LONDON -- British pharmaceutical heavyweights Glaxo Wellcome PLC and SmithKline Beecham PLC reached agreement to merge into the world's largest drugmaker, the companies announced Monday.
The merger would create a company valued at $182.4 billion and with a 7.3 percent share of the global pharmaceutical market.
The company expects $1.6 billion in pretax cost savings after three years. The group said job cuts were expected, but it released no other details.
"It is inevitable that redundancies will arise as a result of bringing the two companies together," the companies said in a statement.
The planned merger still must be approved by the Federal Trade Commission and the European Union.
Under the planned deal, Glaxo shareholders would hold a 58.8 percent stake in the new group, while SmithKline would hold a 41.3 stake.
The new company would have its corporate headquarters in London. Its new operational base would be in the United States.
The planned merger demonstrates the pressure facing even the biggest names in the pharmaceutical industry to consolidate with rivals as a way to afford the rising costs of developing and selling new medicines. It is also likely to trigger a new round of takeovers and mergers throughout the industry.
Only last week, Pfizer Inc. emerged as the likely winner in the battle for U.S. drugmaker Warner-Lambert Co. Bowing to pressure from its investors, Warner-Lambert management said they would negotiate a buyout from Pfizer, backing away from a previously announced merger deal with American Home Products Corp. If that deal goes forward, the combined group would have 6.5 percent of the global market.
Talks between Glaxo and SmithKline were only formally announced on Friday. Previous discussions between the two groups collapsed two years ago over differences between their top executives.
Glaxo's strength lies in its top anti-migraine drug, Imitrex, and in treatments for asthma and viral infections including HIV.
SmithKline's top products include the antibiotic Augmentin, the anti-depressant Paxil and a new diabetes drug, Avandia. It also has a strong vaccines business.
After news emerged that the companies were in merger talks, analysts said a consolidation would make sense.

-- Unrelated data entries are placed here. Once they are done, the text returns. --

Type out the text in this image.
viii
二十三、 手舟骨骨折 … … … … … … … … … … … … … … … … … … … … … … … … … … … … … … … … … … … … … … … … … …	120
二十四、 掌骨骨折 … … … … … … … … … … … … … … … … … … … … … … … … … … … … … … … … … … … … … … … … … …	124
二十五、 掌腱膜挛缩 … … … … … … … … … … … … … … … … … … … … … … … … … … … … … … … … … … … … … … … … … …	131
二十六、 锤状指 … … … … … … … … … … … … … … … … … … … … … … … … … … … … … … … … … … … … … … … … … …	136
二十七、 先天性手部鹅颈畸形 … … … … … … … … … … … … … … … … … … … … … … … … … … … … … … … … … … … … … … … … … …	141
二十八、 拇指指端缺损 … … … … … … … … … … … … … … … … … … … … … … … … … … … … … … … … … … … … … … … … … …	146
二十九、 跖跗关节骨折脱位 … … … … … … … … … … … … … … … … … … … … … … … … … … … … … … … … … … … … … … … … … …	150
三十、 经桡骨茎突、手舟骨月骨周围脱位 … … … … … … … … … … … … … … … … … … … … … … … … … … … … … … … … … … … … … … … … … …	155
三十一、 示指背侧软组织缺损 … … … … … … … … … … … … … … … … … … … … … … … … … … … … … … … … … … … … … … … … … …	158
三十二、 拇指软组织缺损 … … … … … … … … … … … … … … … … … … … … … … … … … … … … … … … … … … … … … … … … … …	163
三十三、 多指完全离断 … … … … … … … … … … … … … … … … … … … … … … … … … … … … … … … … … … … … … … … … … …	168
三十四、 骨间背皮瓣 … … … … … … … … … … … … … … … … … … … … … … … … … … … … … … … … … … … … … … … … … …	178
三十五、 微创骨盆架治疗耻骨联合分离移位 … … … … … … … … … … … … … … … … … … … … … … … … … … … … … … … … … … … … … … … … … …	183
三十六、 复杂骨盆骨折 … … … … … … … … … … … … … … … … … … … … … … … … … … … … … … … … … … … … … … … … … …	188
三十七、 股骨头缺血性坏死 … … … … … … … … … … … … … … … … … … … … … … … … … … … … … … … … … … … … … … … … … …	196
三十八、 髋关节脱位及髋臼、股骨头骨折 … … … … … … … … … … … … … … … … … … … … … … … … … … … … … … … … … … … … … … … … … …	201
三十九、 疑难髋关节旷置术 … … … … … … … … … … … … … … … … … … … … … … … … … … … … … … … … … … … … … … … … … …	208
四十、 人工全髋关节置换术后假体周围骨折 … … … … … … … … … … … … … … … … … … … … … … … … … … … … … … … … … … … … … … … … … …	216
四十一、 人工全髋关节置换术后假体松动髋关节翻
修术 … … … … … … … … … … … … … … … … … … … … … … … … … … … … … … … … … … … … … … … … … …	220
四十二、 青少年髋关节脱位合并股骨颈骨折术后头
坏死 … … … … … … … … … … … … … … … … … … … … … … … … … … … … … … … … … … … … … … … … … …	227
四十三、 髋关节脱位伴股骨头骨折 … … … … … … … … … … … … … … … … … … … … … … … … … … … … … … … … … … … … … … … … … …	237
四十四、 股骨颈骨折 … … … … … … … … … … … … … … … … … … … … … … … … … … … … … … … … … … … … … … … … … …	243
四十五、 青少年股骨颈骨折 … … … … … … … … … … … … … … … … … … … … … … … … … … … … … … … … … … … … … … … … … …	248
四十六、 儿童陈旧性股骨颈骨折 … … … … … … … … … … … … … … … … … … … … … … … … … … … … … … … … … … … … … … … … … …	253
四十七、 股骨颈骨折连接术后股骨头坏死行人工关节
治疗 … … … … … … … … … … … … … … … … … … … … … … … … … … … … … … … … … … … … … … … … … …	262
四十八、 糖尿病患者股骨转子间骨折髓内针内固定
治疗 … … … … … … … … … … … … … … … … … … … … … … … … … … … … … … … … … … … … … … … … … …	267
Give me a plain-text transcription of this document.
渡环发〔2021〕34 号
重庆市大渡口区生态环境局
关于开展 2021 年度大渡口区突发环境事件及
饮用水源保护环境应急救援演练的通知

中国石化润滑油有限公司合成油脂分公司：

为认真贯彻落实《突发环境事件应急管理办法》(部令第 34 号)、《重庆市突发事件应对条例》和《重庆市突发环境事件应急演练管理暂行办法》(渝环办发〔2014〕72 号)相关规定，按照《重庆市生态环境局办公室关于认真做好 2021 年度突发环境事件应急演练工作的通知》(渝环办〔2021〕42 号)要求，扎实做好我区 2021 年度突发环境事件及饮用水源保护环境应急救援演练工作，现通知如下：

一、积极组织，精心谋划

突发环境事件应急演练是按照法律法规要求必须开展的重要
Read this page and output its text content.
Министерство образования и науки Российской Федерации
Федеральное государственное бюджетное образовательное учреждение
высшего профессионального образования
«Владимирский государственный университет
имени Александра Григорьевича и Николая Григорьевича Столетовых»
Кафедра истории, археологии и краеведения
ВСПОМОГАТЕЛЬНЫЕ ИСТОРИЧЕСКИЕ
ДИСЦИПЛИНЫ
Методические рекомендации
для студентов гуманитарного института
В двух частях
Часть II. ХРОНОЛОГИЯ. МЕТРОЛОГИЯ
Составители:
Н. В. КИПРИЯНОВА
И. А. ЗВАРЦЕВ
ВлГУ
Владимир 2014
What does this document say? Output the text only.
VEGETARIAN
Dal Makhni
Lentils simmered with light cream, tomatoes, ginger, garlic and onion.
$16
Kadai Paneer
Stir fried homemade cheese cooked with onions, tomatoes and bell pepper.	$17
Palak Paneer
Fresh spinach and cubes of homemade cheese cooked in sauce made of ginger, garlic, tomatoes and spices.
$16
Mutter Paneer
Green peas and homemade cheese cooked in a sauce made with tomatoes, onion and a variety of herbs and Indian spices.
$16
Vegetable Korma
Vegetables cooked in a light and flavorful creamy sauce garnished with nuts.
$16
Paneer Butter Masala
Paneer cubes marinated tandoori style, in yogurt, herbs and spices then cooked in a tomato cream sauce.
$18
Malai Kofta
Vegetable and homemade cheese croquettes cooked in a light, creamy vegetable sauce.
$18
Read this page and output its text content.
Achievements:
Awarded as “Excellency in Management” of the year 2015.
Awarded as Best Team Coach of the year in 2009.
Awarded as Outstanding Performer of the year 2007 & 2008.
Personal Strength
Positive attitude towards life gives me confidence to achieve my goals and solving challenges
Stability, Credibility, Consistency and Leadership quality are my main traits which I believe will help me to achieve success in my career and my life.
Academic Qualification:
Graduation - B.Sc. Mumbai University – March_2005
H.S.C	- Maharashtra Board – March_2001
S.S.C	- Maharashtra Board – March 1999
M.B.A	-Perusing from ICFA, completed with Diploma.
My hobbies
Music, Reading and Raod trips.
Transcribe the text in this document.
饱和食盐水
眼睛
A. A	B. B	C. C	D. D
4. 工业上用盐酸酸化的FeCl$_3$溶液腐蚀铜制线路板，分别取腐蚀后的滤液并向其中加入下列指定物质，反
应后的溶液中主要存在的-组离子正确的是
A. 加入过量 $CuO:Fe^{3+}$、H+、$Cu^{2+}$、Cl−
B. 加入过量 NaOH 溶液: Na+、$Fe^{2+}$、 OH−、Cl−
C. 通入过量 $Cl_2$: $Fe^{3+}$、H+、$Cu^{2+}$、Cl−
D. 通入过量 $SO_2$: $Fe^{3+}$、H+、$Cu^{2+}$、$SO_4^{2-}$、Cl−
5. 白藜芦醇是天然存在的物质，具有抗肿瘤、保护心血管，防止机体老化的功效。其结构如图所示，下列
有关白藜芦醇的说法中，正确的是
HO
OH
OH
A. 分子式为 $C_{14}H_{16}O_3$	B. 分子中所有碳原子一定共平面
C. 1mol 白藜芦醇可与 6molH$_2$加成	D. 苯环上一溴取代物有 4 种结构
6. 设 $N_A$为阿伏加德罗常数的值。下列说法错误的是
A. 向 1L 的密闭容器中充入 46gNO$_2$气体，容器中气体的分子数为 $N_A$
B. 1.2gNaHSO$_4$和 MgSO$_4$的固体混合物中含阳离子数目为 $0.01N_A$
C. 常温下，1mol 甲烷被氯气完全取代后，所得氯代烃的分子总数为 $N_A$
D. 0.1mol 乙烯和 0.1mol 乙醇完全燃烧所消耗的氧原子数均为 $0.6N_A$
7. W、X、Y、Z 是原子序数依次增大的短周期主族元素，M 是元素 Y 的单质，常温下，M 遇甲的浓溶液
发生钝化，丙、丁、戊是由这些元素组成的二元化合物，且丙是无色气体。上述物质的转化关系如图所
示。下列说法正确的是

The two companies have complementary drug portfolios, and a merger would let them pool their research and development funds and would give the merged company a bigger sales and marketing force.
On Friday, after announcing that talks had resumed, both companies saw their U.S. shares surge on the New York Stock Exchange. Glaxo rose $2.25 to $60.25, while SmithKline rose $3 to $69.75.
Worldwide pharmaceutical sales of the combined company would total $17.8 billion, based on 1998 annual figures. That would surpass the $15.9 billion in sales of a combined Pfizer-Warner-Lambert.